O Santo Padre afirma que “só com a paz, a estabilidade e a justiça poderá haver desenvolvimento e reintegração social” no Sudão do Sul.

Na tarde deste sábado, na Freedom Hall, em Juba, o Papa Francisco encontrou-se com os deslocados internos sul-sudaneses e renovou, "com todas as forças, o mais sentido apelo para que se faça cessar todo o conflito".

O Papa lembrou com tristeza que “um número enorme de crianças nascidas nos últimos anos só conheceu a realidade dos campos de deslocados”, para avisar que “não se pode esperar mais”.

"Não se pode esperar mais: um número enorme de crianças nascidas nos últimos anos só conheceu a realidade dos campos de deslocados, esquecendo-se do ambiente de casa, perdendo a ligação com a própria terra de origem, com as raízes, com as tradições.”

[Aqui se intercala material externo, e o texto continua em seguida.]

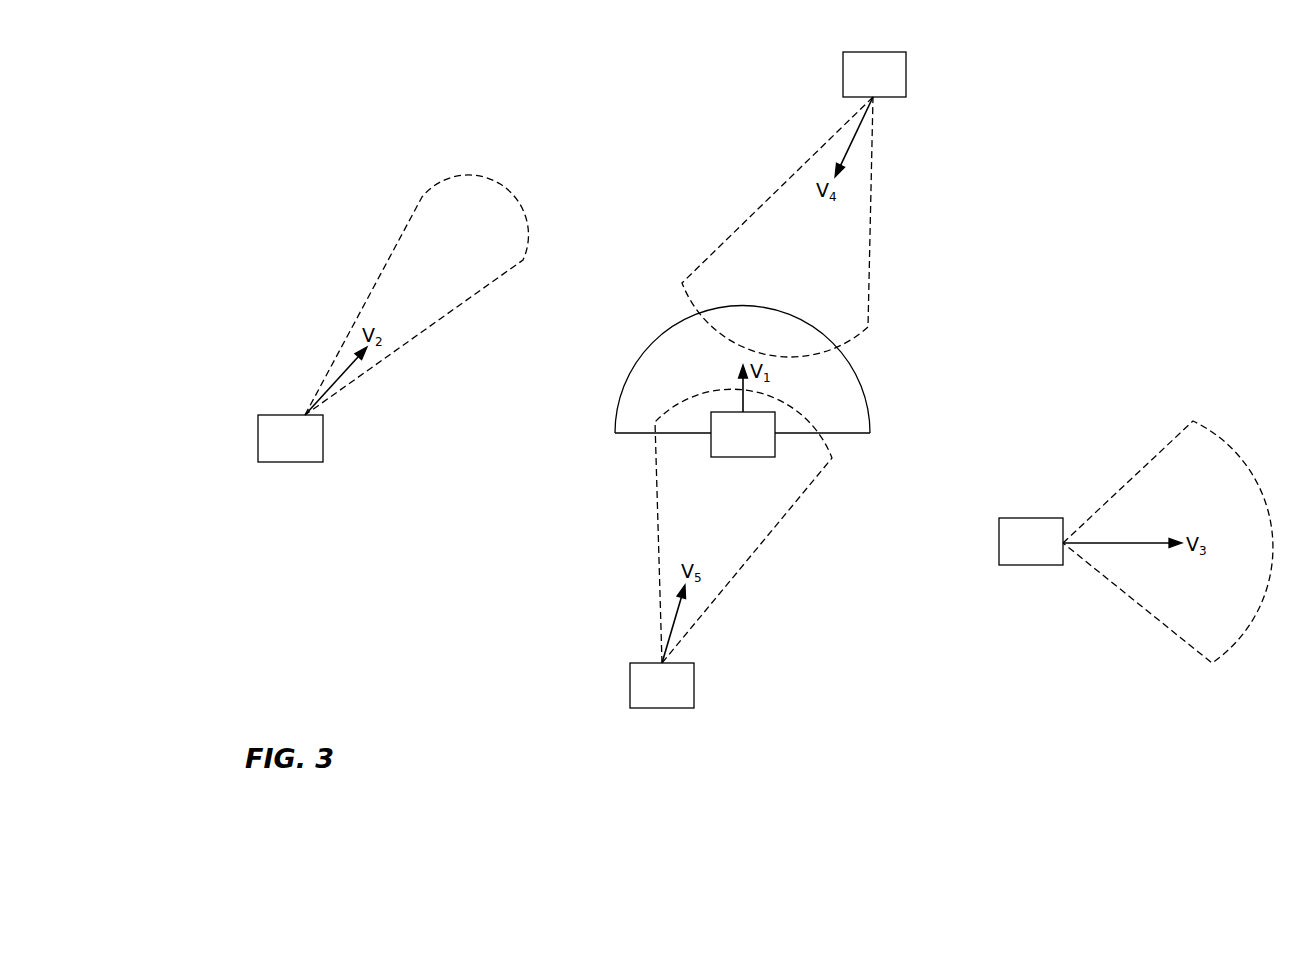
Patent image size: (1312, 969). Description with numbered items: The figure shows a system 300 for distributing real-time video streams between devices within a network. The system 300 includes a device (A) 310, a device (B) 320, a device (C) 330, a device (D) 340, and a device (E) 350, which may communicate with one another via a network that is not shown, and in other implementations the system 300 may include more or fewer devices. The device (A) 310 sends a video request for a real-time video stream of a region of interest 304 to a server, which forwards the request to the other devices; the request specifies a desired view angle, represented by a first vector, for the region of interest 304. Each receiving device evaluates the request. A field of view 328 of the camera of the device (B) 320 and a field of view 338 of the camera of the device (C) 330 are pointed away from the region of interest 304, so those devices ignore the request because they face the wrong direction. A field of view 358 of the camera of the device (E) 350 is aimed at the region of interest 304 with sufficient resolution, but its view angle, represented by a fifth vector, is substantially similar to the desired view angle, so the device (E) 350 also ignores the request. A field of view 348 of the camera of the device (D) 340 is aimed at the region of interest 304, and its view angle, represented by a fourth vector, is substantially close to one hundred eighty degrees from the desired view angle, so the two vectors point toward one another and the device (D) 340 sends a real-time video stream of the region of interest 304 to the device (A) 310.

No país “onde perdura a maior crise de refugiados do continente, com pelo menos quatro milhões de desalojados, e com a desnutrição que afeta dois terços da população”, Francisco agradeceu toda a ajuda humanitária e reforçou a necessidade de se “evitar a marginalização de grupos e o levantamento de guetos dos seres humanos”. “Para todas estas carências, há necessidade de paz e da ajuda de muitos, de todos”, enfatizou.

O Santo Padre agradeceu os testemunhos que teve oportunidade de escutar de alguns deslocados; de pessoas com “as mãos vazias, mas com o coração cheio de fé” e garantiu que eles são “a semente dum novo Sudão do Sul”.

“Sois vós, de todas as etnias, vós que sofrestes e continuais a sofrer, mas não quereis responder ao mal com o mal. Vós, que desde agora escolhestes a fraternidade e o perdão, estais a cultivar um amanhã melhor”, acrescentou.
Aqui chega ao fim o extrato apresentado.